New Jersey law allows that personal injury lawyers can handle cases on a contingency fee basis. Prior to your case settling, your attorney will request no upfront money in exchange for their services. Instead, when the case is settled, they will be entitled to a limited-portion of the settlement known as a contingency fee. During the case, your attorney will incur costs in handling your claim for a multitude of things, such as depositions or court fees. When your case is settled, they will also have the right to claim these costs in addition to their contingency fee. What is important to know, though, is that if your claim is denied, your attorney will not get paid for the time spent on your case. That's why personal injury lawyers will only take on a case if they truly believe a settlement is possible.

#4 You May Be Called to Give a Deposition Testimony

Deposition testimonies carry the same weight as if you were in front of a judge and jury, but are usually done in the setting of a law office of one of the attorneys involved in the case. They can be filmed by a videographer, but are not always done so. In giving a deposition, you must be truthful in your answers. You most likely will be queried about the nature of your accident, your medical history, and the injuries sustained by the defense attorney handling the case.

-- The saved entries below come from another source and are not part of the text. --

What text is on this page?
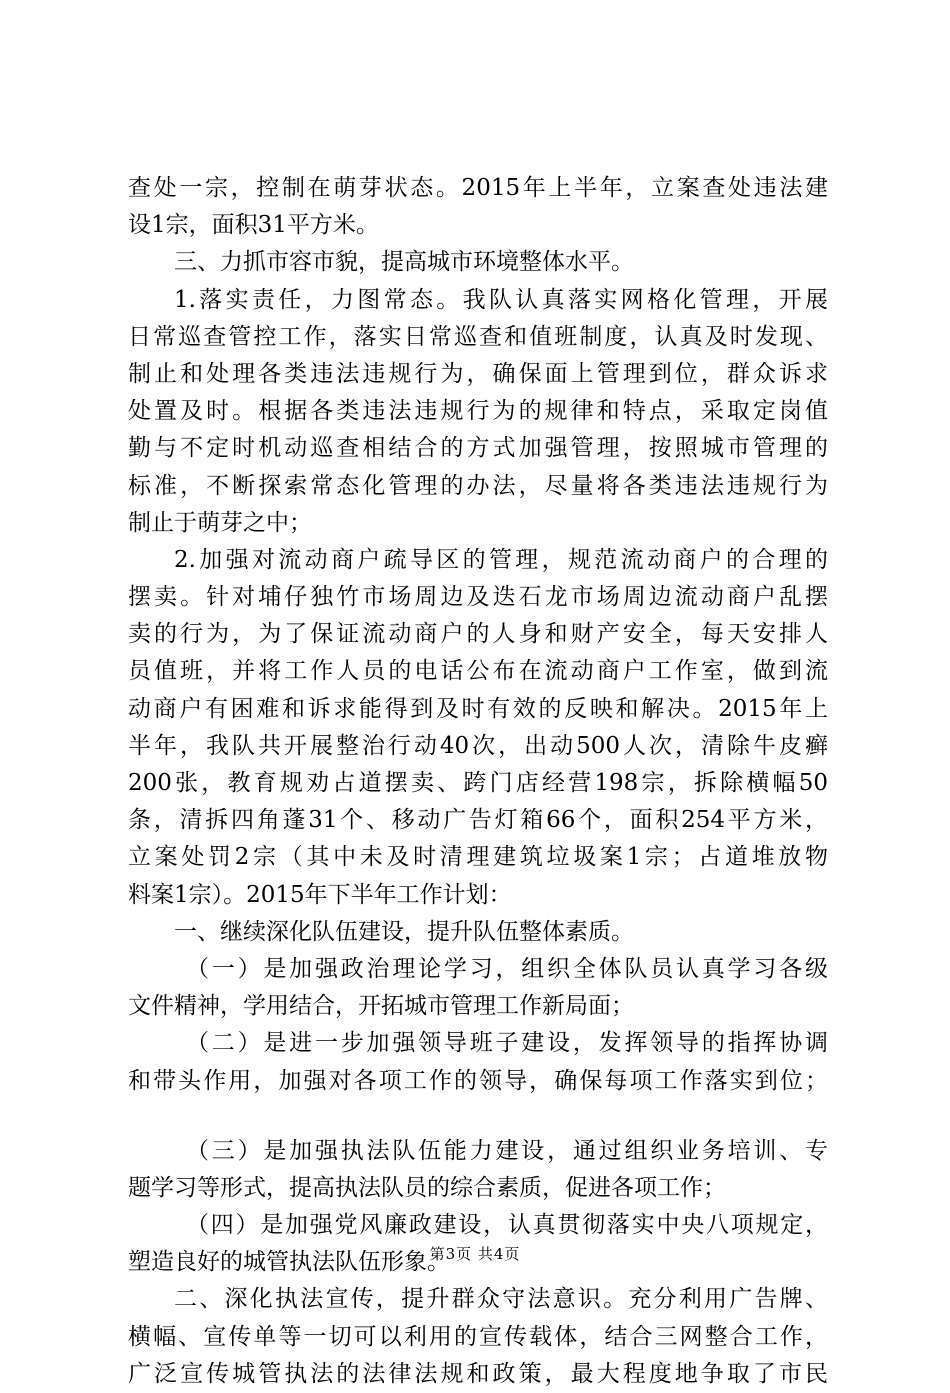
查处一宗，控制在萌芽状态。2015年上半年，立案查处违法建
设1宗，面积31平方米。
三、力抓市容市貌，提高城市环境整体水平。
1.落实责任，力图常态。我队认真落实网格化管理，开展
日常巡查管控工作，落实日常巡查和值班制度，认真及时发现、
制止和处理各类违法违规行为，确保面上管理到位，群众诉求
处置及时。根据各类违法违规行为的规律和特点，采取定岗值
勤与不定时机动巡查相结合的方式加强管理，按照城市管理的
标准，不断探索常态化管理的办法，尽量将各类违法违规行为
制止于萌芽之中；
2.加强对流动商户疏导区的管理，规范流动商户的合理的
摆卖。针对埔仔独竹市场周边及迭石龙市场周边流动商户乱摆
卖的行为，为了保证流动商户的人身和财产安全，每天安排人
员值班，并将工作人员的电话公布在流动商户工作室，做到流
动商户有困难和诉求能得到及时有效的反映和解决。2015年上
半年，我队共开展整治行动40次，出动500人次，清除牛皮癣
200张，教育规劝占道摆卖、跨门店经营198宗，拆除横幅50
条，清拆四角蓬31个、移动广告灯箱66个，面积254平方米，
立案处罚2宗（其中未及时清理建筑垃圾案1宗；占道堆放物
料案1宗）。2015年下半年工作计划：
一、继续深化队伍建设，提升队伍整体素质。
（一）是加强政治理论学习，组织全体队员认真学习各级
文件精神，学用结合，开拓城市管理工作新局面；
（二）是进一步加强领导班子建设，发挥领导的指挥协调
和带头作用，加强对各项工作的领导，确保每项工作落实到位；
（三）是加强执法队伍能力建设，通过组织业务培训、专
题学习等形式，提高执法队员的综合素质，促进各项工作；
（四）是加强党风廉政建设，认真贯彻落实中央八项规定，
塑造良好的城管执法队伍形象。
二、深化执法宣传，提升群众守法意识。充分利用广告牌、
横幅、宣传单等一切可以利用的宣传载体，结合三网整合工作，
广泛宣传城管执法的法律法规和政策，最大程度地争取了市民
第3页 共4页
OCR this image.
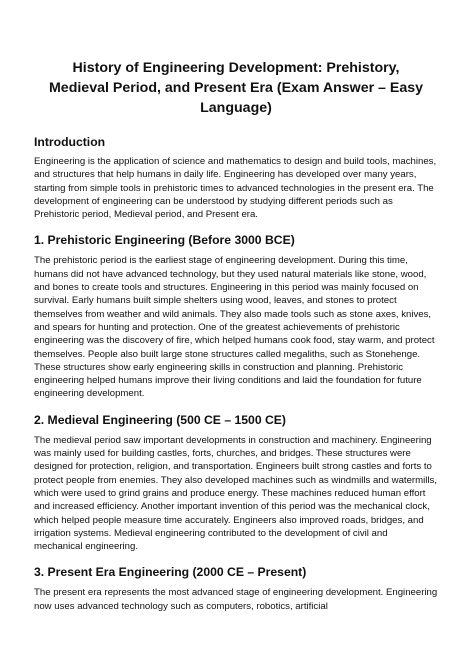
History of Engineering Development: Prehistory, Medieval Period, and Present Era (Exam Answer – Easy Language)
Introduction

Engineering is the application of science and mathematics to design and build tools, machines, and structures that help humans in daily life. Engineering has developed over many years, starting from simple tools in prehistoric times to advanced technologies in the present era. The development of engineering can be understood by studying different periods such as Prehistoric period, Medieval period, and Present era.

1. Prehistoric Engineering (Before 3000 BCE)

The prehistoric period is the earliest stage of engineering development. During this time, humans did not have advanced technology, but they used natural materials like stone, wood, and bones to create tools and structures. Engineering in this period was mainly focused on survival. Early humans built simple shelters using wood, leaves, and stones to protect themselves from weather and wild animals. They also made tools such as stone axes, knives, and spears for hunting and protection. One of the greatest achievements of prehistoric engineering was the discovery of fire, which helped humans cook food, stay warm, and protect themselves. People also built large stone structures called megaliths, such as Stonehenge. These structures show early engineering skills in construction and planning. Prehistoric engineering helped humans improve their living conditions and laid the foundation for future engineering development.

2. Medieval Engineering (500 CE – 1500 CE)

The medieval period saw important developments in construction and machinery. Engineering was mainly used for building castles, forts, churches, and bridges. These structures were designed for protection, religion, and transportation. Engineers built strong castles and forts to protect people from enemies. They also developed machines such as windmills and watermills, which were used to grind grains and produce energy. These machines reduced human effort and increased efficiency. Another important invention of this period was the mechanical clock, which helped people measure time accurately. Engineers also improved roads, bridges, and irrigation systems. Medieval engineering contributed to the development of civil and mechanical engineering.

3. Present Era Engineering (2000 CE – Present)

The present era represents the most advanced stage of engineering development. Engineering now uses advanced technology such as computers, robotics, artificial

#3 Credit Agencies Will Target You With Upfront Cash in Exchange for a Piece of Your Settlement

There are many credit agencies out there who operate in the field of "legal finance", but what this really means is that they are willing to give you a paltry bit of upfront cash in exchange for a disproportionate percentage of your settlement. It can be difficult being injured and waiting a long time for your case to settle, and these companies prey upon people in such a situation. It's highly recommended, if you can, to stay away from companies like this.

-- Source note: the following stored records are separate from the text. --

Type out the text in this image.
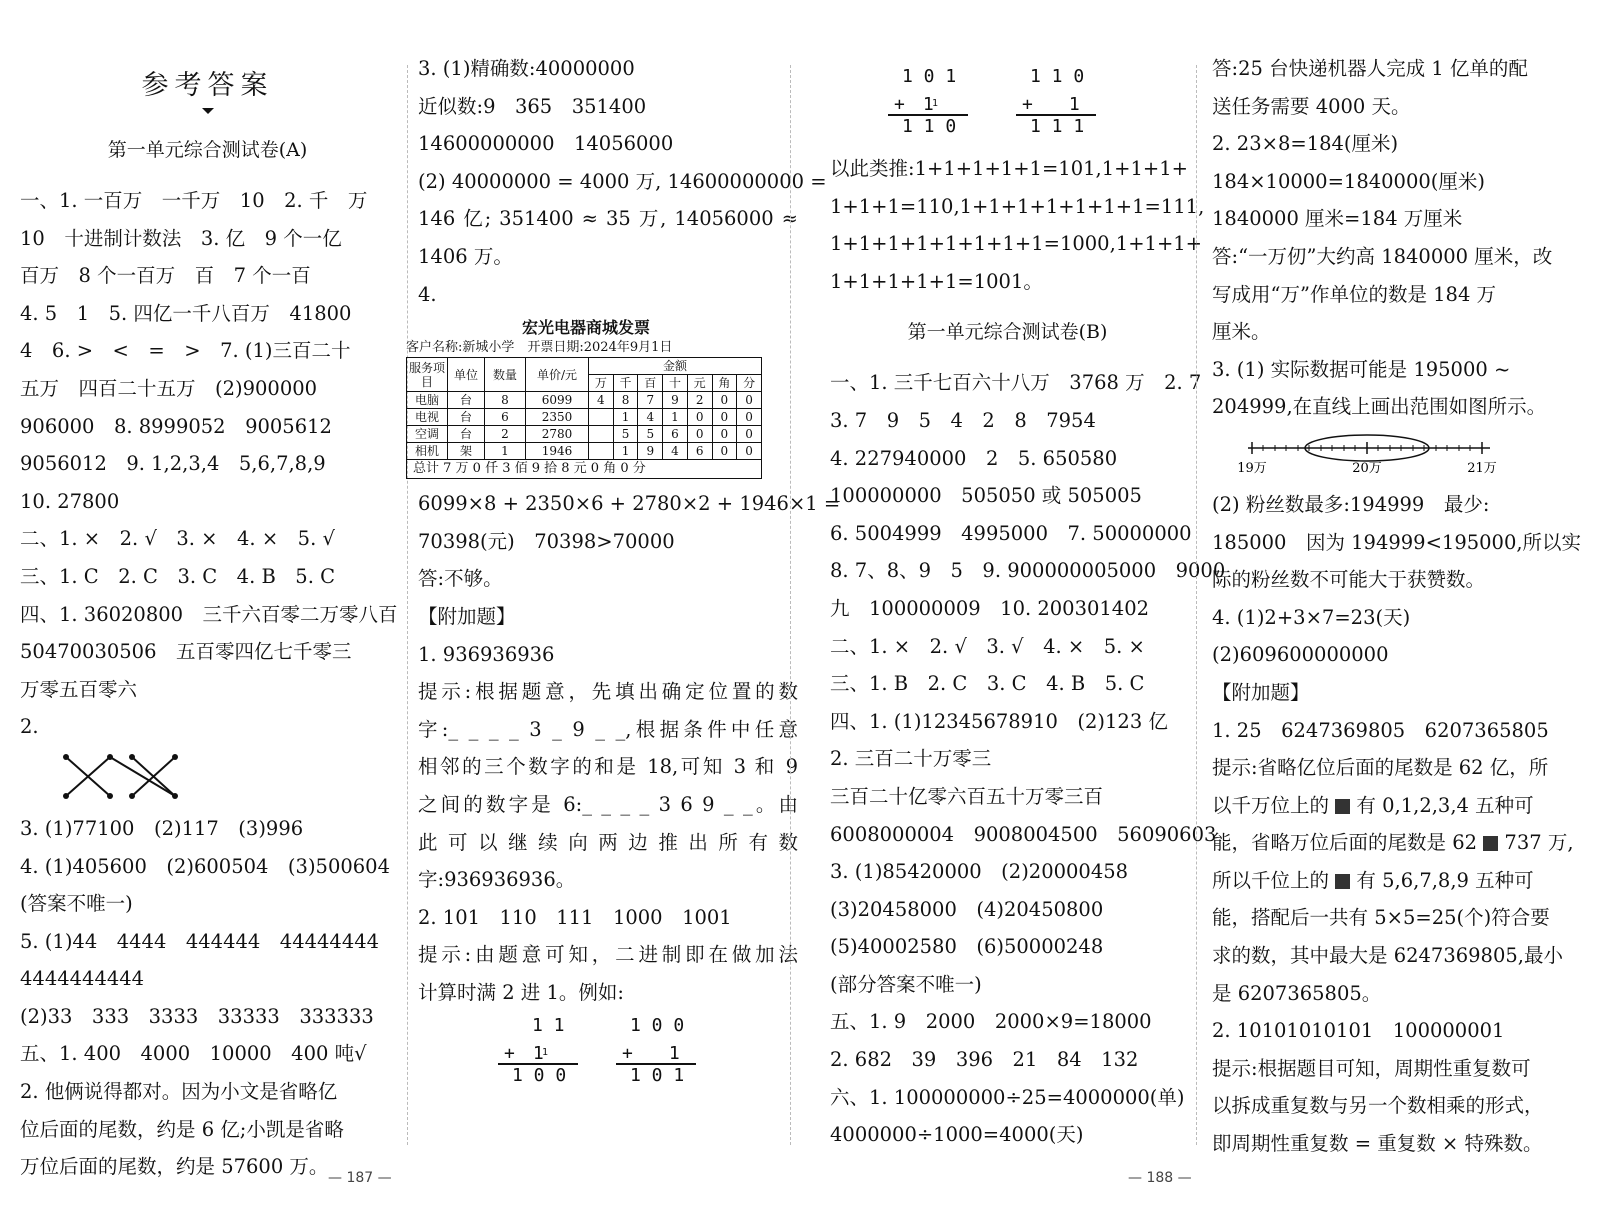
参考答案
第一单元综合测试卷(A)
一、1. 一百万　一千万　10　2. 千　万
10　十进制计数法　3. 亿　9 个一亿
百万　8 个一百万　百　7 个一百
4. 5　1　5. 四亿一千八百万　41800
4　6. >　<　=　>　7. (1)三百二十
五万　四百二十五万　(2)900000
906000　8. 8999052　9005612
9056012　9. 1,2,3,4　5,6,7,8,9
10. 27800
二、1. ×　2. √　3. ×　4. ×　5. √
三、1. C　2. C　3. C　4. B　5. C
四、1. 36020800　三千六百零二万零八百
50470030506　五百零四亿七千零三
万零五百零六
2.
3. (1)77100　(2)117　(3)996
4. (1)405600　(2)600504　(3)500604
(答案不唯一)
5. (1)44　4444　444444　44444444
4444444444
(2)33　333　3333　33333　333333
五、1. 400　4000　10000　400 吨√
2. 他俩说得都对。因为小文是省略亿
位后面的尾数，约是 6 亿;小凯是省略
万位后面的尾数，约是 57600 万。 — 187 —
3. (1)精确数:40000000
近似数:9　365　351400
14600000000　14056000
(2) 40000000 = 4000 万, 14600000000 =
146 亿; 351400 ≈ 35 万, 14056000 ≈
1406 万。
4.
宏光电器商城发票
客户名称:新城小学　开票日期:2024年9月1日
服务项目	单位	数量	单价/元	金额						
				万	千	百	十	元	角	分
电脑	台	8	6099	4	8	7	9	2	0	0
电视	台	6	2350		1	4	1	0	0	0
空调	台	2	2780		5	5	6	0	0	0
相机	架	1	1946		1	9	4	6	0	0
总计 7 万 0 仟 3 佰 9 拾 8 元 0 角 0 分
6099×8 + 2350×6 + 2780×2 + 1946×1 =
70398(元)　70398>70000
答:不够。
【附加题】
1. 936936936
提示:根据题意，先填出确定位置的数
字:_ _ _ _ 3 _ 9 _ _,根据条件中任意
相邻的三个数字的和是 18,可知 3 和 9
之间的数字是 6:_ _ _ _ 3 6 9 _ _。由
此可以继续向两边推出所有数
字:936936936。
2. 101　110　111　1000　1001
提示:由题意可知，二进制即在做加法
计算时满 2 进 1。例如:
1 1
+　1
1
1 0 0
1 0 0
+　　1
1 0 1
1 0 1
+　1
1
1 1 0
1 1 0
+　　1
1 1 1
以此类推:1+1+1+1+1=101,1+1+1+
1+1+1=110,1+1+1+1+1+1+1=111,
1+1+1+1+1+1+1+1=1000,1+1+1+
1+1+1+1+1=1001。
第一单元综合测试卷(B)
一、1. 三千七百六十八万　3768 万　2. 7
3. 7　9　5　4　2　8　7954
4. 227940000　2　5. 650580
100000000　505050 或 505005
6. 5004999　4995000　7. 50000000
8. 7、8、9　5　9. 900000005000　9000
九　100000009　10. 200301402
二、1. ×　2. √　3. √　4. ×　5. ×
三、1. B　2. C　3. C　4. B　5. C
四、1. (1)12345678910　(2)123 亿
2. 三百二十万零三
三百二十亿零六百五十万零三百
6008000004　9008004500　56090603
3. (1)85420000　(2)20000458
(3)20458000　(4)20450800
(5)40002580　(6)50000248
(部分答案不唯一)
五、1. 9　2000　2000×9=18000
2. 682　39　396　21　84　132
六、1. 100000000÷25=4000000(单)
4000000÷1000=4000(天)
答:25 台快递机器人完成 1 亿单的配
送任务需要 4000 天。
2. 23×8=184(厘米)
184×10000=1840000(厘米)
1840000 厘米=184 万厘米
答:“一万仞”大约高 1840000 厘米，改
写成用“万”作单位的数是 184 万
厘米。
3. (1) 实际数据可能是 195000 ~
204999,在直线上画出范围如图所示。
19万	20万	21万
(2) 粉丝数最多:194999　最少:
185000　因为 194999<195000,所以实
际的粉丝数不可能大于获赞数。
4. (1)2+3×7=23(天)
(2)609600000000
【附加题】
1. 25　6247369805　6207365805
提示:省略亿位后面的尾数是 62 亿，所
以千万位上的 有 0,1,2,3,4 五种可
能，省略万位后面的尾数是 62 737 万,
所以千位上的 有 5,6,7,8,9 五种可
能，搭配后一共有 5×5=25(个)符合要
求的数，其中最大是 6247369805,最小
是 6207365805。
2. 10101010101　100000001
提示:根据题目可知，周期性重复数可
以拆成重复数与另一个数相乘的形式，
即周期性重复数 = 重复数 × 特殊数。
— 188 —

#2 A Monetary Settlement Will Not Cure Your Injuries

A settlement is given to compensate the victim by the legal system, but it will not do anything to ease your pain or suffering. Physical, permanent injuries can be life-altering and traumatic. Receiving a monetary settlement may be helpful, but doing so will not magically bring you back to where you were before the injury. Many people still have issues after reaching their point of maximum medical improvement, and while the legal system can offer a monetary compensation, they will not solve your problems. While your care will have been paid for, the physical and emotional issues you have can last for life.

#1 There is Light at the End of the Tunnel

Being hurt can be a confusing, frustrating experience. But, it's good to remember that there is an outlet built into the legal system for people like you. A skilled personal injury lawyer can help get your medical care paid for and make sure that insurance keeps you covered. If you've been injured, try calling an attorney to see what your legal options may be.